Yüzde yorgunluk ve sarkmalarda hyaluronik asit dolgular ile bütünsel volüm uygulamaları yapılırken üzgün ve kızgın yüz ifadelerinde dolgulara botoks eklenebilir.
Aşağıdaki resimde yüzün orta ve alt kısmında volüm kayıpları, hafif sarkmalar ile silinmiş jawline olan 30 yaşına göre daha yaşlı gösteren kadın hastada yorgun ve üzgün duygu ifadeleri gözlenmekte.İlk adım olarak göz çevresi, jawline ve depressor anguli orise botoks uygulamaları yapılmış. Daha sonra dolgu enjeksiyonuna orta yüz temeli oluşturacak şekilde başlanmış, elmacık kemikleri alanlarına ve şakaklara enjeksiyonlar yapılarak yüzün kaldırılması ve konturlarının yeniden yapılanması sağlanmış. Melibiol alana, çeneye ve jawline enjeksiyonlar yapılarak yüz alt kontruları düzenlenmiş. Son olarak gözyaşı oluğuna, nazolabial kıvrımlara ve dudaklara dolgu enjeksiyonları yapılmış. Tedaviden hemen sonra alınan görüntülerde hastanın olumsuz yorgun ve üzgün özelliklerinin ortadan kaldırılmasıyla, yüz ifadelerinin iyileştirildiği, daha genç-kadınsı ve canlı görünüm elde edildiği görülmekte.

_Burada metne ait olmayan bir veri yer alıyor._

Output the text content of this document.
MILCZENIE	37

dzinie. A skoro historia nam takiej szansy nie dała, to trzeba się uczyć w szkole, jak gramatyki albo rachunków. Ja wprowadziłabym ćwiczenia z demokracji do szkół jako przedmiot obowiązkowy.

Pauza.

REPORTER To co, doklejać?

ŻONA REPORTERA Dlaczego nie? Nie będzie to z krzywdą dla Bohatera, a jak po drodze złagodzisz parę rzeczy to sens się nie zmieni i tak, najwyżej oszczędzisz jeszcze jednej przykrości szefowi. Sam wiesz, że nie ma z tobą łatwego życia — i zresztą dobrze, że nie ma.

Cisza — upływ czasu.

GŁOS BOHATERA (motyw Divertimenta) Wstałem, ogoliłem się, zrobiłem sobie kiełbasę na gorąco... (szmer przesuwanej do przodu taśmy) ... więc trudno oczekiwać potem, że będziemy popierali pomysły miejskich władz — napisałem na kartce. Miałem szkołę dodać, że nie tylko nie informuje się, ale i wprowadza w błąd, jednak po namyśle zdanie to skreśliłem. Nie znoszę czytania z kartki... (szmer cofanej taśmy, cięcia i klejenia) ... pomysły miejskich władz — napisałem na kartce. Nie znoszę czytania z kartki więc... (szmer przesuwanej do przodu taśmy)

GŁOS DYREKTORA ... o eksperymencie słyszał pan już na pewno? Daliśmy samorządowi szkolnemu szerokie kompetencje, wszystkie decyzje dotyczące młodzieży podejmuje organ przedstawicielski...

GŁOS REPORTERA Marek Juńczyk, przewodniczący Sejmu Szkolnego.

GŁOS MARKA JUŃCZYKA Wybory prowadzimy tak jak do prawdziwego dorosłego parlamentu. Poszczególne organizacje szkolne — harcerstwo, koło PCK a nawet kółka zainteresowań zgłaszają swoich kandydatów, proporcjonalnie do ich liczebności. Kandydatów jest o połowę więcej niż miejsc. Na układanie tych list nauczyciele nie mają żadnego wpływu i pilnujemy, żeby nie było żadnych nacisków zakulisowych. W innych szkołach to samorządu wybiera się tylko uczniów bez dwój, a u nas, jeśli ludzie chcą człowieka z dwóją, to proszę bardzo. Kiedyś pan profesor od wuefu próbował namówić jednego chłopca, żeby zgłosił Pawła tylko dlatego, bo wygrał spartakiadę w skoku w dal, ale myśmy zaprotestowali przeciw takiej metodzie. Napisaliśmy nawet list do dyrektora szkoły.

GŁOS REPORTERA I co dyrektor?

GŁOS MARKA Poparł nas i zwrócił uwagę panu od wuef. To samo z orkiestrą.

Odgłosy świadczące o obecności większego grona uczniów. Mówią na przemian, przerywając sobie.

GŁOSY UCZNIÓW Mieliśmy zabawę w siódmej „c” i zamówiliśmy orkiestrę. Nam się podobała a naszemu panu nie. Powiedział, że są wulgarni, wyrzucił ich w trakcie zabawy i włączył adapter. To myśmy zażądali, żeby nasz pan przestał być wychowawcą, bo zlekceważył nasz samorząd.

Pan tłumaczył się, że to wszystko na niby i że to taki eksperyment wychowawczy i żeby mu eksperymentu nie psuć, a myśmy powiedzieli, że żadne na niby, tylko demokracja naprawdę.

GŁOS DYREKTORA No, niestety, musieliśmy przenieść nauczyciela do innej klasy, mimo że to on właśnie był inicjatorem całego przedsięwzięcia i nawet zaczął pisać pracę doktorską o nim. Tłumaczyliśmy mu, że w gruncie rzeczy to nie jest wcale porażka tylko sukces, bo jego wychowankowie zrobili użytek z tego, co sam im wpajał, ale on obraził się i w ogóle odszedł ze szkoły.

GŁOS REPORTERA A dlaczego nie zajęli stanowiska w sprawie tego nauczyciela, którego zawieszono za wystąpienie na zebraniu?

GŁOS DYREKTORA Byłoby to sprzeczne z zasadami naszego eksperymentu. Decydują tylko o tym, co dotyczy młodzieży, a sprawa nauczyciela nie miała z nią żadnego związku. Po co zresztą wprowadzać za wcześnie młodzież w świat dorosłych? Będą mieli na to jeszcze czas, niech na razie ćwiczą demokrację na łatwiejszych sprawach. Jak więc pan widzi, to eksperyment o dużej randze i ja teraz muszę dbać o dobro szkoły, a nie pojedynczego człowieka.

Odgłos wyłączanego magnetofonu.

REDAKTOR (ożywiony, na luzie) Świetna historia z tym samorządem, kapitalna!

Aşağıdaki resimde yüzün orta kısmında volüm kayıpları ve hafif sarkmaları, nazolabila belirgin kadın hastada yorgun duygu ifadesi gözlenmekte. Bütünsel yüz uygulamlarının ilk adımı olarak dolgu enjeksiyonuna orta yüz temeli oluşturacak şekilde başlanmış. Daha sonra elmacık kemikleri alanlarına ve şakaklara enjeksiyonlar yapılarak yüzün kaldırılması ve konturlarının yeniden yapılanması sağlanmış. Nazolabila, çeneye ve jawline enjeksiyonlar yapılarak yüz alt kontruları düzenlenmiş. Burun dolgu enjeksyonları ile burun hatları kusursuzlaştırılmış. Son olarak nazolabial kıvrımlara dolgu enjeksiyonları yapılmış. Tedaviden hemen sonra alınan görüntülerde hastanın olumsuz yorgun ortadan kaldırılmasıyla, yüz ifadelerinin iyileştirildiği, daha genç, daha kadınsı ve çekici görünüm elde edildiği görülmekte.